Carrare et Pietrasanta ne sont pas les seules villes toscanes caractérisées par la présence d'artistes japonais. À San Gimignano, par exemple, Michiko Kimura (Tokyo, 1979) a trouvé son propre équilibre entre peinture, installation et performance. La ville médiévale, connue pour sa scène culturelle dynamique, accueille l'artiste japonaise qui travaille sur les thèmes de la mémoire, de l'identité et de l'éphémère. Son langage englobe différentes techniques, tout en conservant une cohérence poétique qui reflète sa dualité. Une autre artiste, Mariko Isozaki (Tokyo, 1964 - 2013), est liée depuis des années à la galerie Gagliardi de San Gimignano. Sa production, qui oscille entre figuration et abstraction, a trouvé dans le contexte toscan un environnement fertile pour des réflexions sur la matière, le corps et la condition féminine. Ses œuvres, accueillies à plusieurs reprises dans la galerie de Sienne, ont contribué à jeter un pont entre la sensibilité japonaise et la culture européenne contemporaine. De nombreux artistes et artisans moins connus ont également ouvert leur atelier en Toscane. Au fil des décennies, cette présence a généré un patrimoine artistique et culturel d'une extraordinaire richesse.
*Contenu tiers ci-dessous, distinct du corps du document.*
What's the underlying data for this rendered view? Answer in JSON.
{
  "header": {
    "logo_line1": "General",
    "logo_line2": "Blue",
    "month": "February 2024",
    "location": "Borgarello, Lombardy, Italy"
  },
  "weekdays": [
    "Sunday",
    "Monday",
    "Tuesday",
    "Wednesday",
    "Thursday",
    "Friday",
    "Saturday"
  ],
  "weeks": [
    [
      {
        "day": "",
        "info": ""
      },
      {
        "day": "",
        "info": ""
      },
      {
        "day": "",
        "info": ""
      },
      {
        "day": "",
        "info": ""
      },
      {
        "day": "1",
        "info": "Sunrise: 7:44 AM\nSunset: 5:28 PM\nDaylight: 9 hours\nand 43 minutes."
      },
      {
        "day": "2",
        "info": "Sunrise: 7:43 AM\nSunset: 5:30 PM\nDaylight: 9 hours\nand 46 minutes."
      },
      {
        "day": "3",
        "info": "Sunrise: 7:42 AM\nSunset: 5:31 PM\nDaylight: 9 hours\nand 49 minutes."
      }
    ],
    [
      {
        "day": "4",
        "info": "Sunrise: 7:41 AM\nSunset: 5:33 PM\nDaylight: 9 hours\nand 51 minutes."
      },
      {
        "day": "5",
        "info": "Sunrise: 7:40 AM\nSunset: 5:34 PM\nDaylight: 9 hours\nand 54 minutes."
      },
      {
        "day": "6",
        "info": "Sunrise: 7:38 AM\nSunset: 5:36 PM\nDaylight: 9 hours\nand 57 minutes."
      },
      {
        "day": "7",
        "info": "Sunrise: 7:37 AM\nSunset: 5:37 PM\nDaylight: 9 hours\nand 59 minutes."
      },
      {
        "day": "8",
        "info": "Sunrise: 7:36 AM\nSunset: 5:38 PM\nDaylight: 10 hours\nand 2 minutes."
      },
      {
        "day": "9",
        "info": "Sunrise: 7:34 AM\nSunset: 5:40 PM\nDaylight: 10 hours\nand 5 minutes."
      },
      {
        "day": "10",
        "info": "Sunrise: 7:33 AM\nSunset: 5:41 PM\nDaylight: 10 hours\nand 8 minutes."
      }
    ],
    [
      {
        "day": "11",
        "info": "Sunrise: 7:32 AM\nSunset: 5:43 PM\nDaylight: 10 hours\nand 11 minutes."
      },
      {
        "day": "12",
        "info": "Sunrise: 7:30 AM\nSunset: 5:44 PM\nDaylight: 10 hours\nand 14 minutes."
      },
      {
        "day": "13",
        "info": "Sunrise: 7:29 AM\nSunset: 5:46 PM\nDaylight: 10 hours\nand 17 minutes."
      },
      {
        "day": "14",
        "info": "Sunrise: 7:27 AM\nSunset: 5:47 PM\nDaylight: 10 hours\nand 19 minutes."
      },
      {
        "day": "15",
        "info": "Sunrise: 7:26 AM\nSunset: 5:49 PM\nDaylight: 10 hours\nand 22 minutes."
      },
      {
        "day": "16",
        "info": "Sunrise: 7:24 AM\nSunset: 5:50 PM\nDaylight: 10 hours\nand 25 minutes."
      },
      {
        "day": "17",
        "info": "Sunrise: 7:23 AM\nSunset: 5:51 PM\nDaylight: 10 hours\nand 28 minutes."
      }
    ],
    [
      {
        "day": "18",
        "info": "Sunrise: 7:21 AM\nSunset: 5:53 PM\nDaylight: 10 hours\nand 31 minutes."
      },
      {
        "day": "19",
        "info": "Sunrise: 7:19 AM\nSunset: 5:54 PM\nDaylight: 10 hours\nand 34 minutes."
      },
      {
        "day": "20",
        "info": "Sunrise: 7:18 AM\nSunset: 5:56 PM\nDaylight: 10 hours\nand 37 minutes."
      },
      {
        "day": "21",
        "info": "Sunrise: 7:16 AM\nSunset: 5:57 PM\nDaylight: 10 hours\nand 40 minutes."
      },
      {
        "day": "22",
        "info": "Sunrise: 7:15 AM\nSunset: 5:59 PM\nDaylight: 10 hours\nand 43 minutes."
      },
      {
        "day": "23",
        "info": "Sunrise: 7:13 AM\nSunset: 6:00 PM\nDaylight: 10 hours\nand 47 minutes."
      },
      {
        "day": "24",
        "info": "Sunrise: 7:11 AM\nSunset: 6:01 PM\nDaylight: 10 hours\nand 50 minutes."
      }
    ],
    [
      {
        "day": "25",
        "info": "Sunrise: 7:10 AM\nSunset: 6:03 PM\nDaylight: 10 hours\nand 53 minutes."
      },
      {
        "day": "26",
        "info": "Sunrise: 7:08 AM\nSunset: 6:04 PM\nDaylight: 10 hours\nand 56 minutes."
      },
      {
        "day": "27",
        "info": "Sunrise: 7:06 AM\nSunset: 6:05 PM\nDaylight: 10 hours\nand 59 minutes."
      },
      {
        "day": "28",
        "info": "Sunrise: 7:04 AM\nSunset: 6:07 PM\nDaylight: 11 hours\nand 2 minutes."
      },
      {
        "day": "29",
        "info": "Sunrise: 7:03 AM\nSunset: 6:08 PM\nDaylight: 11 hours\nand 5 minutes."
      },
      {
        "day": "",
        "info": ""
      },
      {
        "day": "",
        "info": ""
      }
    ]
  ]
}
Les œuvres disséminées dans la région, des installations dans les musées aux sculptures monumentales sur les places, des fontaines artistiques aux jardins contemporains, témoignent de la fécondité de cette rencontre entre différentes cultures. Ce phénomène a également contribué à renouveler la tradition artistique toscane elle-même, en introduisant de nouvelles sensibilités esthétiques et des techniques innovantes. Les artisans locaux ont appris à gérer les différentes approches du travail du marbre, tandis que les artistes japonais maîtrisent de mieux en mieux les techniques européennes traditionnelles. Il en est résulté un enrichissement mutuel qui continue à porter des fruits intéressants.
L'influence de la présence japonaise s'étend également au niveau de l'enseignement : l'Académie des beaux-arts de Carrare et d'autres établissements d'enseignement accueillent de nombreux étudiants japonais, créant ainsi un circuit d'échanges culturels qui nourrit continuellement de nouvelles collaborations et de nouveaux projets artistiques. Pour l'avenir, la présence d'artistes japonais en Toscane semble donc destinée à se consolider davantage : les nouvelles générations démontrent que ce dialogue entre les cultures continue à produire des résultats originaux et novateurs. Et la Toscane continue aujourd'hui d'attirer les artistes japonais non seulement pour la beauté de son territoire et la qualité de ses matériaux, mais aussi pour cette capacité d'accueil et d'intégration qui a toujours caractérisé la culture de la région.